Most of the games and rides are the same kind of thing that I’ve seen at fairs at home:  the ring toss game, the ferris wheel, little train that circles the grounds.  There were of course some decided differences as well - particularly in the food department.  While Juha played it safe, I went out on a limb with an avocado shake (yummy) and a grape jelly drink … that actually had the consistency of jelly mixed with liquid.  Weird.  Another difference I noticed was the distinct absence of stuffed animals as game prizes.  Instead, the prizes were practical items.  In one ring toss game that Juha won, the prizes seemed to be limited to soap and cigarettes.  We must not have understood the rules, however, because he was awarded no prize at all.  Bummer.  We were almost out of soap.  In a game that I won, I was awarded a small package of laundry detergent.  I had just had all my laundry cleaned so I gifted it to one of the kids standing nearby … which I regretted the next day when Juha wore his new favorite shirt for the 4th day in a row (and day 3 consisted of a hot sweaty hike).  Big prizes were oscillating fans and motorbike helmets.  

jelly drink

jelly drink from the fair

 As Juha and I wandered around the fair, we were again like Disney characters at Disney World.  Everyone spoke to us, shook our hand, photographed us.  One little girl surprised me when she took my hand, I thought to shake it.  Instead, she kissed my hand and said “I love you.”  Talk about feeling welcome!

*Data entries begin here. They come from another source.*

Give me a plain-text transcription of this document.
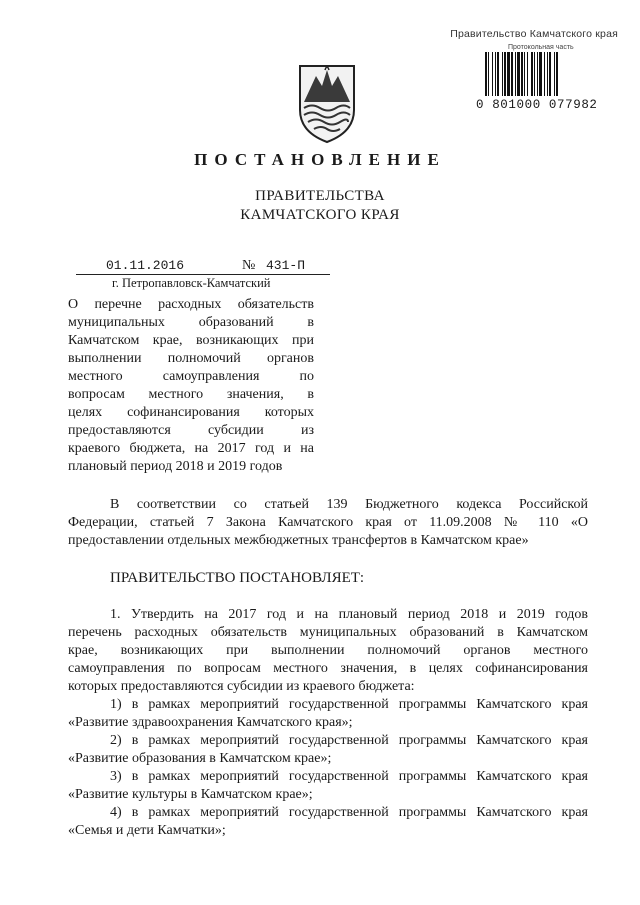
Правительство Камчатского края
Протокольная часть
0 801000 077982
ПОСТАНОВЛЕНИЕ
ПРАВИТЕЛЬСТВА
КАМЧАТСКОГО КРАЯ
01.11.2016	№ 431-П
г. Петропавловск-Камчатский
О перечне расходных обязательств
муниципальных образований в
Камчатском крае, возникающих при
выполнении полномочий органов
местного самоуправления по
вопросам местного значения, в
целях софинансирования которых
предоставляются субсидии из
краевого бюджета, на 2017 год и на
плановый период 2018 и 2019 годов
В соответствии со статьей 139 Бюджетного кодекса Российской
Федерации, статьей 7 Закона Камчатского края от 11.09.2008 № 110 «О
предоставлении отдельных межбюджетных трансфертов в Камчатском крае»
ПРАВИТЕЛЬСТВО ПОСТАНОВЛЯЕТ:
1. Утвердить на 2017 год и на плановый период 2018 и 2019 годов
перечень расходных обязательств муниципальных образований в Камчатском
крае, возникающих при выполнении полномочий органов местного
самоуправления по вопросам местного значения, в целях софинансирования
которых предоставляются субсидии из краевого бюджета:
1) в рамках мероприятий государственной программы Камчатского края
«Развитие здравоохранения Камчатского края»;
2) в рамках мероприятий государственной программы Камчатского края
«Развитие образования в Камчатском крае»;
3) в рамках мероприятий государственной программы Камчатского края
«Развитие культуры в Камчатском крае»;
4) в рамках мероприятий государственной программы Камчатского края
«Семья и дети Камчатки»;
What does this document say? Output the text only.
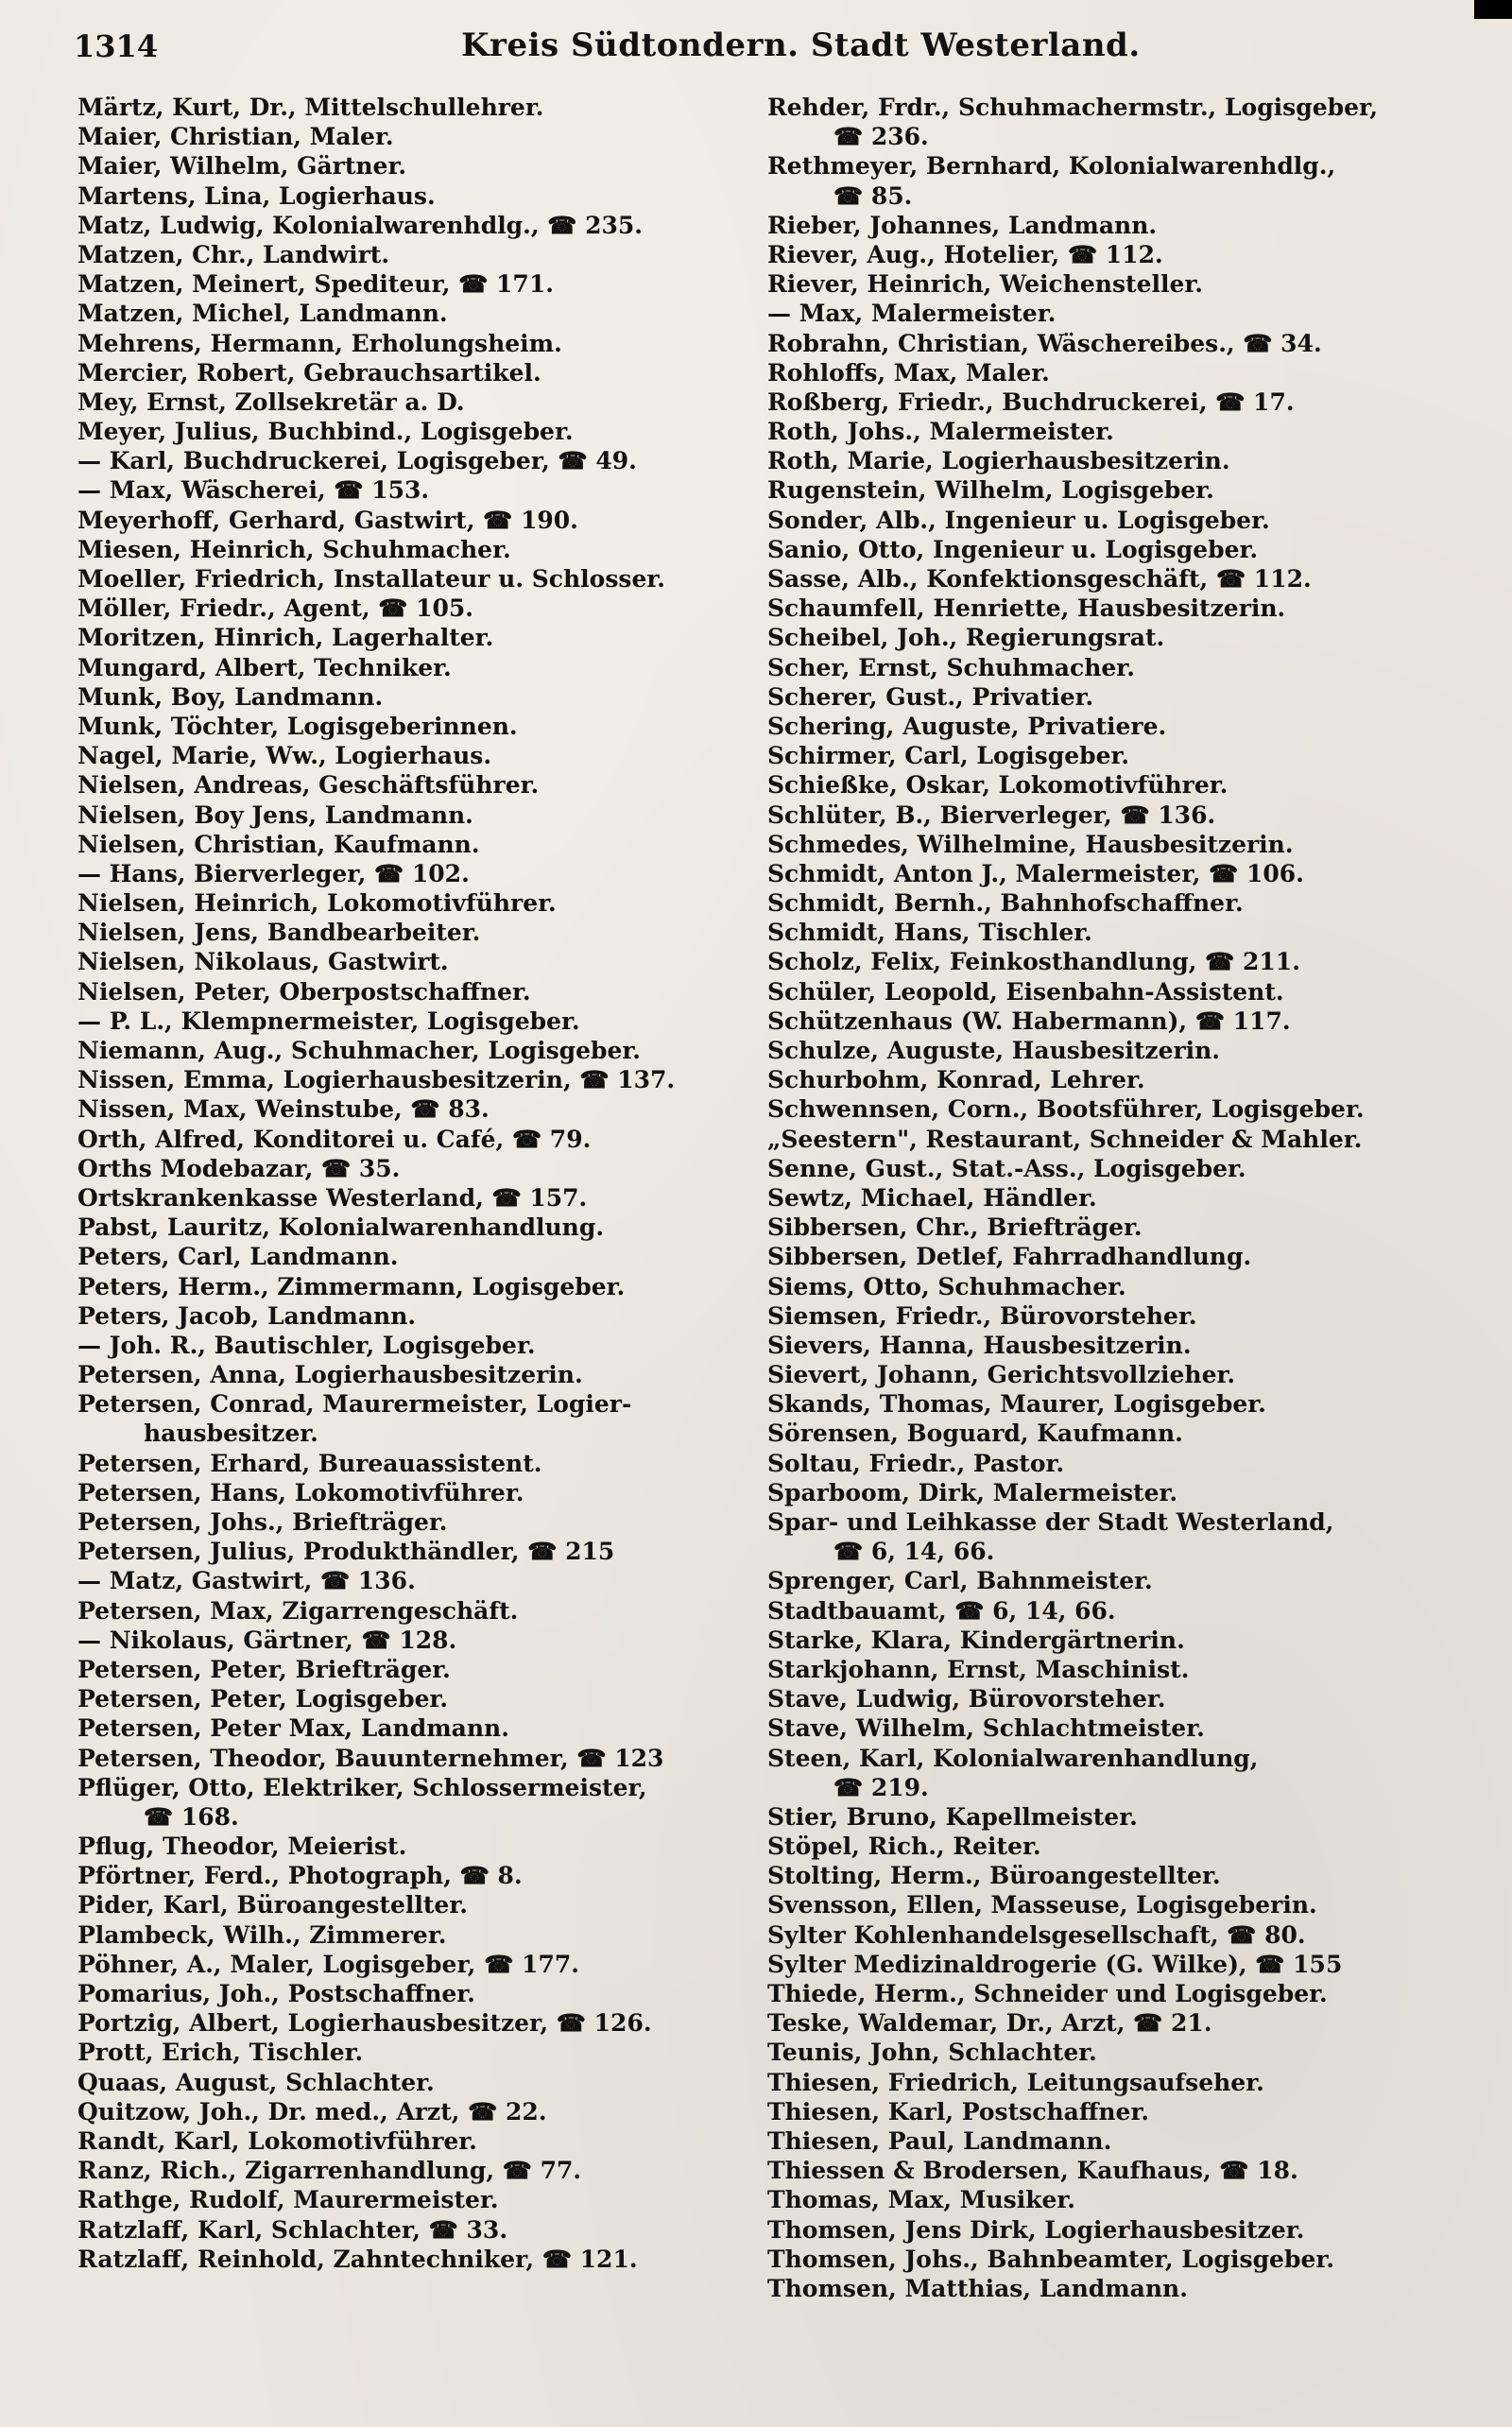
1314	Kreis Südtondern. Stadt Westerland.
Märtz, Kurt, Dr., Mittelschullehrer.
Maier, Christian, Maler.
Maier, Wilhelm, Gärtner.
Martens, Lina, Logierhaus.
Matz, Ludwig, Kolonialwarenhdlg., ☎ 235.
Matzen, Chr., Landwirt.
Matzen, Meinert, Spediteur, ☎ 171.
Matzen, Michel, Landmann.
Mehrens, Hermann, Erholungsheim.
Mercier, Robert, Gebrauchsartikel.
Mey, Ernst, Zollsekretär a. D.
Meyer, Julius, Buchbind., Logisgeber.
— Karl, Buchdruckerei, Logisgeber, ☎ 49.
— Max, Wäscherei, ☎ 153.
Meyerhoff, Gerhard, Gastwirt, ☎ 190.
Miesen, Heinrich, Schuhmacher.
Moeller, Friedrich, Installateur u. Schlosser.
Möller, Friedr., Agent, ☎ 105.
Moritzen, Hinrich, Lagerhalter.
Mungard, Albert, Techniker.
Munk, Boy, Landmann.
Munk, Töchter, Logisgeberinnen.
Nagel, Marie, Ww., Logierhaus.
Nielsen, Andreas, Geschäftsführer.
Nielsen, Boy Jens, Landmann.
Nielsen, Christian, Kaufmann.
— Hans, Bierverleger, ☎ 102.
Nielsen, Heinrich, Lokomotivführer.
Nielsen, Jens, Bandbearbeiter.
Nielsen, Nikolaus, Gastwirt.
Nielsen, Peter, Oberpostschaffner.
— P. L., Klempnermeister, Logisgeber.
Niemann, Aug., Schuhmacher, Logisgeber.
Nissen, Emma, Logierhausbesitzerin, ☎ 137.
Nissen, Max, Weinstube, ☎ 83.
Orth, Alfred, Konditorei u. Café, ☎ 79.
Orths Modebazar, ☎ 35.
Ortskrankenkasse Westerland, ☎ 157.
Pabst, Lauritz, Kolonialwarenhandlung.
Peters, Carl, Landmann.
Peters, Herm., Zimmermann, Logisgeber.
Peters, Jacob, Landmann.
— Joh. R., Bautischler, Logisgeber.
Petersen, Anna, Logierhausbesitzerin.
Petersen, Conrad, Maurermeister, Logier-
hausbesitzer.
Petersen, Erhard, Bureauassistent.
Petersen, Hans, Lokomotivführer.
Petersen, Johs., Briefträger.
Petersen, Julius, Produkthändler, ☎ 215
— Matz, Gastwirt, ☎ 136.
Petersen, Max, Zigarrengeschäft.
— Nikolaus, Gärtner, ☎ 128.
Petersen, Peter, Briefträger.
Petersen, Peter, Logisgeber.
Petersen, Peter Max, Landmann.
Petersen, Theodor, Bauunternehmer, ☎ 123
Pflüger, Otto, Elektriker, Schlossermeister,
☎ 168.
Pflug, Theodor, Meierist.
Pförtner, Ferd., Photograph, ☎ 8.
Pider, Karl, Büroangestellter.
Plambeck, Wilh., Zimmerer.
Pöhner, A., Maler, Logisgeber, ☎ 177.
Pomarius, Joh., Postschaffner.
Portzig, Albert, Logierhausbesitzer, ☎ 126.
Prott, Erich, Tischler.
Quaas, August, Schlachter.
Quitzow, Joh., Dr. med., Arzt, ☎ 22.
Randt, Karl, Lokomotivführer.
Ranz, Rich., Zigarrenhandlung, ☎ 77.
Rathge, Rudolf, Maurermeister.
Ratzlaff, Karl, Schlachter, ☎ 33.
Ratzlaff, Reinhold, Zahntechniker, ☎ 121.
Rehder, Frdr., Schuhmachermstr., Logisgeber,
☎ 236.
Rethmeyer, Bernhard, Kolonialwarenhdlg.,
☎ 85.
Rieber, Johannes, Landmann.
Riever, Aug., Hotelier, ☎ 112.
Riever, Heinrich, Weichensteller.
— Max, Malermeister.
Robrahn, Christian, Wäschereibes., ☎ 34.
Rohloffs, Max, Maler.
Roßberg, Friedr., Buchdruckerei, ☎ 17.
Roth, Johs., Malermeister.
Roth, Marie, Logierhausbesitzerin.
Rugenstein, Wilhelm, Logisgeber.
Sonder, Alb., Ingenieur u. Logisgeber.
Sanio, Otto, Ingenieur u. Logisgeber.
Sasse, Alb., Konfektionsgeschäft, ☎ 112.
Schaumfell, Henriette, Hausbesitzerin.
Scheibel, Joh., Regierungsrat.
Scher, Ernst, Schuhmacher.
Scherer, Gust., Privatier.
Schering, Auguste, Privatiere.
Schirmer, Carl, Logisgeber.
Schießke, Oskar, Lokomotivführer.
Schlüter, B., Bierverleger, ☎ 136.
Schmedes, Wilhelmine, Hausbesitzerin.
Schmidt, Anton J., Malermeister, ☎ 106.
Schmidt, Bernh., Bahnhofschaffner.
Schmidt, Hans, Tischler.
Scholz, Felix, Feinkosthandlung, ☎ 211.
Schüler, Leopold, Eisenbahn-Assistent.
Schützenhaus (W. Habermann), ☎ 117.
Schulze, Auguste, Hausbesitzerin.
Schurbohm, Konrad, Lehrer.
Schwennsen, Corn., Bootsführer, Logisgeber.
„Seestern", Restaurant, Schneider & Mahler.
Senne, Gust., Stat.-Ass., Logisgeber.
Sewtz, Michael, Händler.
Sibbersen, Chr., Briefträger.
Sibbersen, Detlef, Fahrradhandlung.
Siems, Otto, Schuhmacher.
Siemsen, Friedr., Bürovorsteher.
Sievers, Hanna, Hausbesitzerin.
Sievert, Johann, Gerichtsvollzieher.
Skands, Thomas, Maurer, Logisgeber.
Sörensen, Boguard, Kaufmann.
Soltau, Friedr., Pastor.
Sparboom, Dirk, Malermeister.
Spar- und Leihkasse der Stadt Westerland,
☎ 6, 14, 66.
Sprenger, Carl, Bahnmeister.
Stadtbauamt, ☎ 6, 14, 66.
Starke, Klara, Kindergärtnerin.
Starkjohann, Ernst, Maschinist.
Stave, Ludwig, Bürovorsteher.
Stave, Wilhelm, Schlachtmeister.
Steen, Karl, Kolonialwarenhandlung,
☎ 219.
Stier, Bruno, Kapellmeister.
Stöpel, Rich., Reiter.
Stolting, Herm., Büroangestellter.
Svensson, Ellen, Masseuse, Logisgeberin.
Sylter Kohlenhandelsgesellschaft, ☎ 80.
Sylter Medizinaldrogerie (G. Wilke), ☎ 155
Thiede, Herm., Schneider und Logisgeber.
Teske, Waldemar, Dr., Arzt, ☎ 21.
Teunis, John, Schlachter.
Thiesen, Friedrich, Leitungsaufseher.
Thiesen, Karl, Postschaffner.
Thiesen, Paul, Landmann.
Thiessen & Brodersen, Kaufhaus, ☎ 18.
Thomas, Max, Musiker.
Thomsen, Jens Dirk, Logierhausbesitzer.
Thomsen, Johs., Bahnbeamter, Logisgeber.
Thomsen, Matthias, Landmann.
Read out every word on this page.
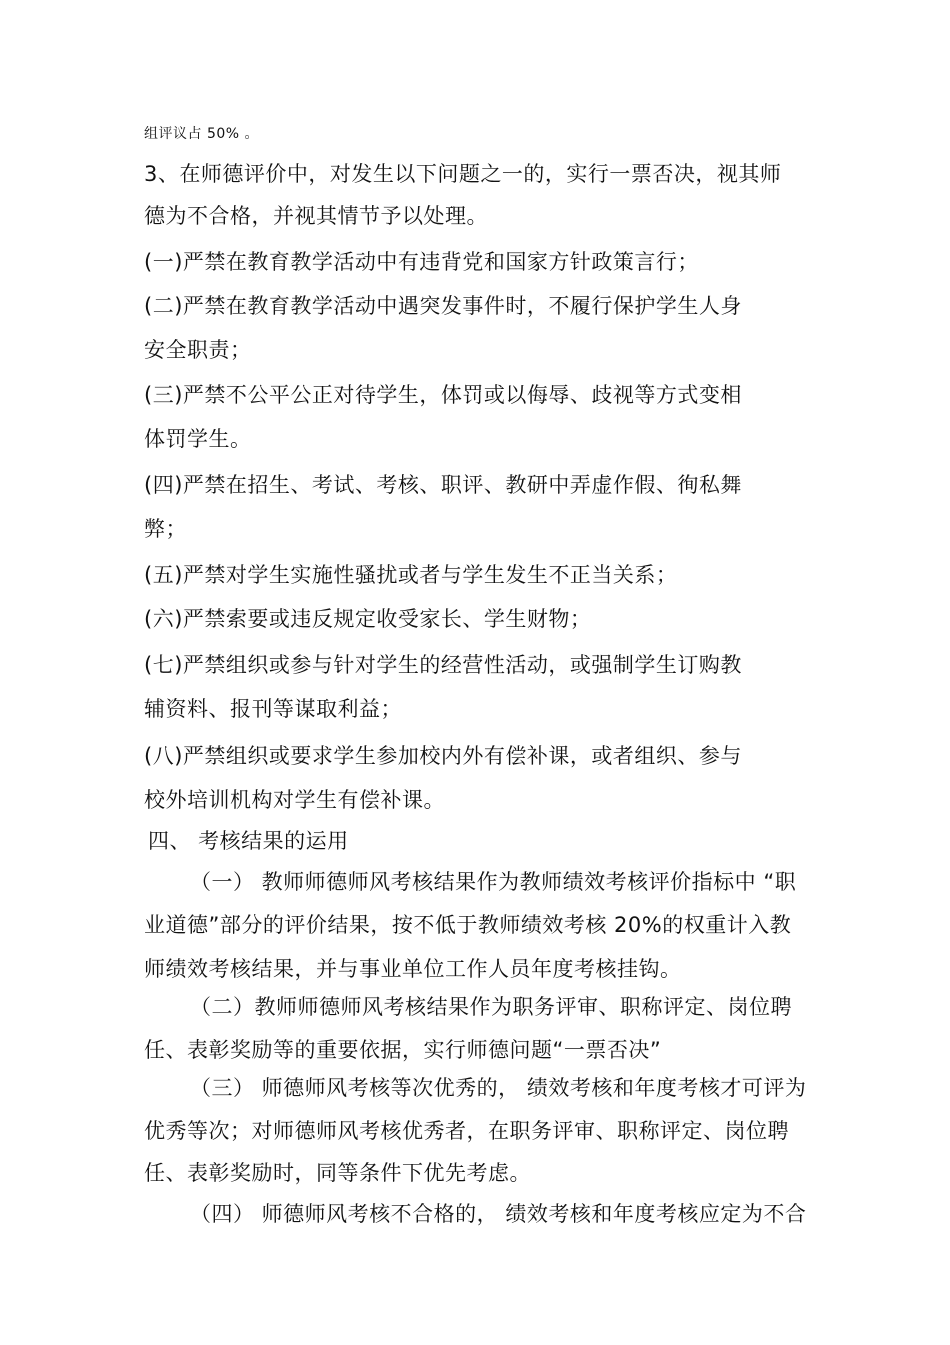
组评议占 50% 。
3、在师德评价中，对发生以下问题之一的，实行一票否决，视其师
德为不合格，并视其情节予以处理。
(一)严禁在教育教学活动中有违背党和国家方针政策言行；
(二)严禁在教育教学活动中遇突发事件时，不履行保护学生人身
安全职责；
(三)严禁不公平公正对待学生，体罚或以侮辱、歧视等方式变相
体罚学生。
(四)严禁在招生、考试、考核、职评、教研中弄虚作假、徇私舞
弊；
(五)严禁对学生实施性骚扰或者与学生发生不正当关系；
(六)严禁索要或违反规定收受家长、学生财物；
(七)严禁组织或参与针对学生的经营性活动，或强制学生订购教
辅资料、报刊等谋取利益；
(八)严禁组织或要求学生参加校内外有偿补课，或者组织、参与
校外培训机构对学生有偿补课。
四、 考核结果的运用
（一） 教师师德师风考核结果作为教师绩效考核评价指标中 “职
业道德”部分的评价结果，按不低于教师绩效考核 20%的权重计入教
师绩效考核结果，并与事业单位工作人员年度考核挂钩。
（二）教师师德师风考核结果作为职务评审、职称评定、岗位聘
任、表彰奖励等的重要依据，实行师德问题“一票否决”
（三） 师德师风考核等次优秀的， 绩效考核和年度考核才可评为
优秀等次；对师德师风考核优秀者，在职务评审、职称评定、岗位聘
任、表彰奖励时，同等条件下优先考虑。
（四） 师德师风考核不合格的， 绩效考核和年度考核应定为不合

To see video of the fair, click here.

Since I’m obviously still quite behind in my writing, I’ll just give you the highlights of the the next few days.  From Banjar, we drove a short distance to Lovina where we took a pre-dawn ride out into the ocean in canoe size boats with spider legs to try to see some dolphin pods.  We were rewarded after 3 hours of boating, but most of the rest of the time was just a bumpy, cold, wet ride.

In an oddly surreal moment, we stopped at the side of the road for a soda and snack to take a break from the ride. After serving us, the woman who owned the shop and her five kids came to the front of the shop and sat on a step right by our table and literally just stared at us while we ate and drank.  It was such a comical scene, I had to make a video of it (of course!).  Click here  to share our surreal experience. 

Tianyar "cremation" ceremony

Tianyar "cremation" ceremony

 

 

On our way to Amed, we passed through Tianyar, another small village, where some kind of ceremony was going on.  About 20 villagers were holding sticks that had white t-shirts and stuffed white sheets that resembled heads.  I’d never seen or read about anything like this so of course we doubled back around to observe.  I got out both of my cameras and starting videoing/shooting away.  “You’re photographing all this but do you know what it means?” someone laughingly asked me.  A young handsome Balinese man named Kadek introduced himself.  He explained that this was a cremation ceremony.  I’ve come to realize in my time on Bali that there are a multitude of aspects and phases of cremation and, although I’m certain they each have distinctive names in Balinese, all of them are described to us tourists as “a cremation ceremony.”  I watched and listened, fascinated.  When the villagers stood up and started their procession through the streets, I was ready to pick up and follow.  Sensible Juha, however, pointed out that we still had a drive ahead of us in order to get to Amed before dark so I reluctantly left the ceremony and we continued on our journey, but not before accepting Kadek’s invitation to return the next day to see the continuation of the ceremony.  To see a video of this interesting ceremony (there is no cremation), click here.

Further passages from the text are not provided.